There was greater fanfare in 1995, for the 50th anniversary, but since then many of the veterans from that era have passed away. Their stories have been lost.
As was the case with many baby-boom children, Heidi Wright said her father never really discussed his experiences as a prisoner of war.
“It wasn’t hidden, but it wasn’t something we talked about,” she said.
Only later in life did she begin to get a sense of what he’d endured.

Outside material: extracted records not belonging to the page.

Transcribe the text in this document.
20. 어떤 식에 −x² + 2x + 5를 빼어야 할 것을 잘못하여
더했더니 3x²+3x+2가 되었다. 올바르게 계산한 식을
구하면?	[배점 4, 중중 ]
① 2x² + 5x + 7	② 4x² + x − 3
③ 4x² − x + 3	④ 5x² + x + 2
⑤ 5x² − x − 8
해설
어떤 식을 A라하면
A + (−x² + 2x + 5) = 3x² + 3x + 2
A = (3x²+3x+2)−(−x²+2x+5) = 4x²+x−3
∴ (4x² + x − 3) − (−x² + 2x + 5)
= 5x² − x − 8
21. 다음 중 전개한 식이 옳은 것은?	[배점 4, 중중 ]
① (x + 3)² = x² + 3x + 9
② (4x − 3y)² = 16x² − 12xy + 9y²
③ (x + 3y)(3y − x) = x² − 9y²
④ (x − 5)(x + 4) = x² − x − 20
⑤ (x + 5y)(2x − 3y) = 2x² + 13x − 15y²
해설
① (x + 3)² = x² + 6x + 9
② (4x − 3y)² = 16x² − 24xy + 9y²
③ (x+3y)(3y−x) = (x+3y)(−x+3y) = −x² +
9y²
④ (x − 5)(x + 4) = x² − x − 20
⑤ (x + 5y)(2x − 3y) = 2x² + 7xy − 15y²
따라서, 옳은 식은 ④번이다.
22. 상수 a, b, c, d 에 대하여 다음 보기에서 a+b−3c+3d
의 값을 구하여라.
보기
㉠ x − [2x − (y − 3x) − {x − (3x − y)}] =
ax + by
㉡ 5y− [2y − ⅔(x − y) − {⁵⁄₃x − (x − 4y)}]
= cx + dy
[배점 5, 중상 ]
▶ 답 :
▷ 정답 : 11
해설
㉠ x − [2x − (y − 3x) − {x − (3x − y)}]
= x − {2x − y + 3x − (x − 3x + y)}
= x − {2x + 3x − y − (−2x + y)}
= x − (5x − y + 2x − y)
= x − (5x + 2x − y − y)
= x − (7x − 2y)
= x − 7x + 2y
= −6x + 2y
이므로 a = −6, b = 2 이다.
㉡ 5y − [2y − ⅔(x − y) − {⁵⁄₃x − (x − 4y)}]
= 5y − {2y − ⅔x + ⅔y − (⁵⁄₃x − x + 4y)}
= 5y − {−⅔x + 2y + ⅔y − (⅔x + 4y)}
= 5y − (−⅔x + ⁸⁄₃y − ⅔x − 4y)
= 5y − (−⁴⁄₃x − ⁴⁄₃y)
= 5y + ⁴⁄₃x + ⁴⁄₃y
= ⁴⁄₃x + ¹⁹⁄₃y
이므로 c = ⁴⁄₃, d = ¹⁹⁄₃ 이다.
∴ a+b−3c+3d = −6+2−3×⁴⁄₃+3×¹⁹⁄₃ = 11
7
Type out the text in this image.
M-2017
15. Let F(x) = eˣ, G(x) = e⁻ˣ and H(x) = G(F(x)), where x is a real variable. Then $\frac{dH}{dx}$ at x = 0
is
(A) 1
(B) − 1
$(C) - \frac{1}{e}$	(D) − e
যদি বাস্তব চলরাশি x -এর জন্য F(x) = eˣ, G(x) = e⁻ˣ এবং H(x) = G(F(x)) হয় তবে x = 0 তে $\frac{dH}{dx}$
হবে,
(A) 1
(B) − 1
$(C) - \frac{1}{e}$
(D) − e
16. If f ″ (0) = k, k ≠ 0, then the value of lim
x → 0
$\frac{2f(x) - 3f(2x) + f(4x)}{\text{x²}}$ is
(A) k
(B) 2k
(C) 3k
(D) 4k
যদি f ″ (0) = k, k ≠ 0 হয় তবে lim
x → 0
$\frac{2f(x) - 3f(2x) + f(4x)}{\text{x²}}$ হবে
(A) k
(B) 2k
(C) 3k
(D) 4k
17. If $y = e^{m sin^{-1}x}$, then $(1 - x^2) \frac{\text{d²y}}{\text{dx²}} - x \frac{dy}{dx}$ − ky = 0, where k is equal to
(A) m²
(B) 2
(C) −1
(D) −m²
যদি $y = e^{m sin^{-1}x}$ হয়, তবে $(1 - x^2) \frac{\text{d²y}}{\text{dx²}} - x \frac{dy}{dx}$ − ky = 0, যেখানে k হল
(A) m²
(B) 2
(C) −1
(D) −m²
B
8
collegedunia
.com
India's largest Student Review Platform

“The debt of gratitude we owe to the veterans of WWII can never adequately be articulated or repaid,” Wright wrote in the foreword to “Melvin’s Journey,” the Troy Historical Society book about her father’s diary. “Over 16 million men and women went to war for our country and, if they survived, they came home, put the war behind them and carried on with their lives.”
Three-quarters of a century later, she said, “we have such peripheral memories of the greatest generation. We owe it to them to keep those memories alive.”